Incorrect encoding for ENV in Windows
ENV and if it contains non-ASCII - string won't have correct encoding.
In Ruby 2.0 we can force it to UTF8 (it doesn't matter what's windows encoding nor consoles) and it will be correct, but in Ruby 1.9 there's no way to correctly read it.
Writing non-ASCII string to ENV is not possible at all neither of versions.
Also Ruby1.9 fails to read ENV with name witch contains non-ASCII
Here's test.rb script (basically set environment variable outside of ruby and in ruby print it out)
Seems it wasn't properly fixed in #5570
Updated by usa (Usaku NAKAMURA) over 8 years ago
Since Ruby 1.8 assumes the encoding of ENV is locale (or -K specified encoding),
Ruby 1.9 also treats it as locale for compatibility.
It was intentional decision, not bug.
We were able to break compatibility at Ruby 2.0, but the work was not done.

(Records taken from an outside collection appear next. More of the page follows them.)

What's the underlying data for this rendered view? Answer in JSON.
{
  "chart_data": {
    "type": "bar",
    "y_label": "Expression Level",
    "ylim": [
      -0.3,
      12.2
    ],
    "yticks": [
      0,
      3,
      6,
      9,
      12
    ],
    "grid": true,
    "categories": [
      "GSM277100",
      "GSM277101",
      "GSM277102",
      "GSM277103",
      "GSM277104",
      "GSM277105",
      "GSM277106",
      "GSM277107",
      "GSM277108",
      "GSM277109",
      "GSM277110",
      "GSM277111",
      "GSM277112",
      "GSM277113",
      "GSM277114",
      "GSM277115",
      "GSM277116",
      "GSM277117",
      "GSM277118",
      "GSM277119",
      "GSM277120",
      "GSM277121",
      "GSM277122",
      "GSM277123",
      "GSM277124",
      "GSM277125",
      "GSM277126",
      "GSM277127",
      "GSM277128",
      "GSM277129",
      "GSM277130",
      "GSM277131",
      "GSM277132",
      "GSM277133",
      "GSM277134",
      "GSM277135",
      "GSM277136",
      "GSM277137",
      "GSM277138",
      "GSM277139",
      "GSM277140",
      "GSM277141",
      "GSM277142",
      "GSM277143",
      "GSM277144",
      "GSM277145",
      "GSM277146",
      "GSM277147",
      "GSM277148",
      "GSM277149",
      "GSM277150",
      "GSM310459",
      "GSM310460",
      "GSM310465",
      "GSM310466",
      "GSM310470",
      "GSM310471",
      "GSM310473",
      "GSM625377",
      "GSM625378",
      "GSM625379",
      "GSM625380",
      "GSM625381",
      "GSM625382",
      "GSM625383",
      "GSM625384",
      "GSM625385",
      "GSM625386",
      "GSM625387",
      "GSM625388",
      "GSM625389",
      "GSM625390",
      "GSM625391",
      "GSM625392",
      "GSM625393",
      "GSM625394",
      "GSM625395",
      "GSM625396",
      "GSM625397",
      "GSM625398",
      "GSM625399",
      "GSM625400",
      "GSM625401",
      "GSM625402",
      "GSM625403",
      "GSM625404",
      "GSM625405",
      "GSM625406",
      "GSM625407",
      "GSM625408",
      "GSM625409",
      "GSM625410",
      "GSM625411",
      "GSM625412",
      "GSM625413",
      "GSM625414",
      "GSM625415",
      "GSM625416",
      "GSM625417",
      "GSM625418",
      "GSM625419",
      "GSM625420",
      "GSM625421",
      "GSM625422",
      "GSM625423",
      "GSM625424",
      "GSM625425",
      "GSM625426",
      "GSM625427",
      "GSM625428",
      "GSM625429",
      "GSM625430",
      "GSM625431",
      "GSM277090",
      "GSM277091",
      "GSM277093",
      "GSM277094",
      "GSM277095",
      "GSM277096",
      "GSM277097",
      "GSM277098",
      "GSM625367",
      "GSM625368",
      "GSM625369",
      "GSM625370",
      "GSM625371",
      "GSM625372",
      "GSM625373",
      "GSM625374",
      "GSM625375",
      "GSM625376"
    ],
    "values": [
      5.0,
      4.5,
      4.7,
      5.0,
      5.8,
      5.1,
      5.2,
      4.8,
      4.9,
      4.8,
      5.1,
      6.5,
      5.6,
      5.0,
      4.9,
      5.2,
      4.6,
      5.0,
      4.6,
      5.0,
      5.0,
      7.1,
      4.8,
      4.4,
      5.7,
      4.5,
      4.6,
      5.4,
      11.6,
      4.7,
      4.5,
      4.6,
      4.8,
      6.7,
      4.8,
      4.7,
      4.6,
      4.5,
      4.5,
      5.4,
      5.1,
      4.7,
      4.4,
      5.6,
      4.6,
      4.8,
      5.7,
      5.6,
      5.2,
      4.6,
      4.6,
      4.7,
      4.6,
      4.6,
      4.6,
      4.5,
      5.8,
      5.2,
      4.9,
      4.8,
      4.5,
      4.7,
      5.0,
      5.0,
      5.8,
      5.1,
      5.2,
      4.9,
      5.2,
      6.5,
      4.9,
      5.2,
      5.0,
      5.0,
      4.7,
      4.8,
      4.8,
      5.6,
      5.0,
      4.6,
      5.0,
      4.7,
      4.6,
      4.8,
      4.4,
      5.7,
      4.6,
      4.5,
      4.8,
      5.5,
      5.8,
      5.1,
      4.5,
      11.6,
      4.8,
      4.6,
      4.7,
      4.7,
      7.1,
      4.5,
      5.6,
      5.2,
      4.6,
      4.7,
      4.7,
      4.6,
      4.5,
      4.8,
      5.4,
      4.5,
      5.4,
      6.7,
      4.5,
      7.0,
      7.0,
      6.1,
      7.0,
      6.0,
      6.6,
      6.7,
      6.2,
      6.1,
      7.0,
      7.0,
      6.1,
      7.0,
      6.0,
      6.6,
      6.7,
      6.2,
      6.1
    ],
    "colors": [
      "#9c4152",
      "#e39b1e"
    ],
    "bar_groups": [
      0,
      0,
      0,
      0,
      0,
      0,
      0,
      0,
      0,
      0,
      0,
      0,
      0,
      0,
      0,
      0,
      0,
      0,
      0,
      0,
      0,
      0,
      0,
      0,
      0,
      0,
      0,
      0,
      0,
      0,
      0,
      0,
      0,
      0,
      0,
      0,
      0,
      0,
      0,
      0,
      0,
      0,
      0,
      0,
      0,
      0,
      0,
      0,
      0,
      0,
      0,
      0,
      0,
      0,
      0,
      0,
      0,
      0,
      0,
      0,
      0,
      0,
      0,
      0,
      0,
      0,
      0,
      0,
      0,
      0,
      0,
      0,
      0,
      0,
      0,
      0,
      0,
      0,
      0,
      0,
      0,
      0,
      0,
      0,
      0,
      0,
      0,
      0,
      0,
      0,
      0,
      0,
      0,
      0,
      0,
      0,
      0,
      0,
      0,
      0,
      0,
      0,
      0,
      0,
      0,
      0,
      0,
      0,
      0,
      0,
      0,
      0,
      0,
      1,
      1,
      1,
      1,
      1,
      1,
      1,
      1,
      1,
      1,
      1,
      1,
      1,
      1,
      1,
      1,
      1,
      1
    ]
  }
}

BTW, to be sure, the present behavior of Ruby 2.0 is wrong.
It should be corrected.
Updated by nobu (Nobuyoshi Nakada) over 6 years ago
- Status changed from Assigned to Closed
Applied in changeset r52896.
hash.c: env encoding fallback on Windows
- hash.c (env_str_new, env_path_str_new): make default string
UTF-8 for the case conversion is not possible. [Bug #8822]
- hash.c (get_env_cstr): convert non-ASCII string to UTF-8 string.
- hash.c (ruby_setenv): use wide char version to put environment
variable to deal with non-ASCII value.
Updated by Iristyle (Ethan Brown) almost 6 years ago
- Backport deleted (
1.9.3: UNKNOWN, 2.0.0: UNKNOWN)
I don't believe this is properly fixed.
I just left a comment at https://bugs.ruby-lang.org/issues/9715#note-5, and will leave the same comment here:
The expectation is that regardless of current locale / codepage, I should get UTF-8 strings when using
ENV on Windows. Here is a simple reproduction of the failure on
C:\Users\Administrator> $env:unicode = 'taskᚠᛇᚻ' C:\Users\Administrator> dir Env:\unicode Name Value ---- ----- unicode taskᚠᛇᚻ C:\Users\Administrator> ruby --version ruby 2.3.0p0 (2015-12-25 revision 53290) [x64-mingw32] C:\Users\Administrator> chcp Active code page: 437 C:\Users\Administrator> irb irb(main):001:0> RUBY_VERSION => "2.3.0" irb(main):002:0> Encoding.default_internal => nil irb(main):003:0> Encoding.default_external => #<Encoding:IBM437> irb(main):004:0> str = ENV['unicode'] => "task???" irb(main):005:0> str.encoding => #<Encoding:IBM437>
Again, when I access
ENV on Windows, I should receive a UTF-8 string with the correct data, not a
IBM437 string. The expected string in this case is:
irb(main):036:0> str2 = "task\u16A0\u16C7\u16BB" => "task\u16A0\u16C7\u16BB" irb(main):037:0> str2.encoding => #<Encoding:UTF-8>
Note that some browsers, like Chrome on OSX, may fail to render the Rune characters correctly, but if you copy into a proper editor or use another browser you should see the characters fine.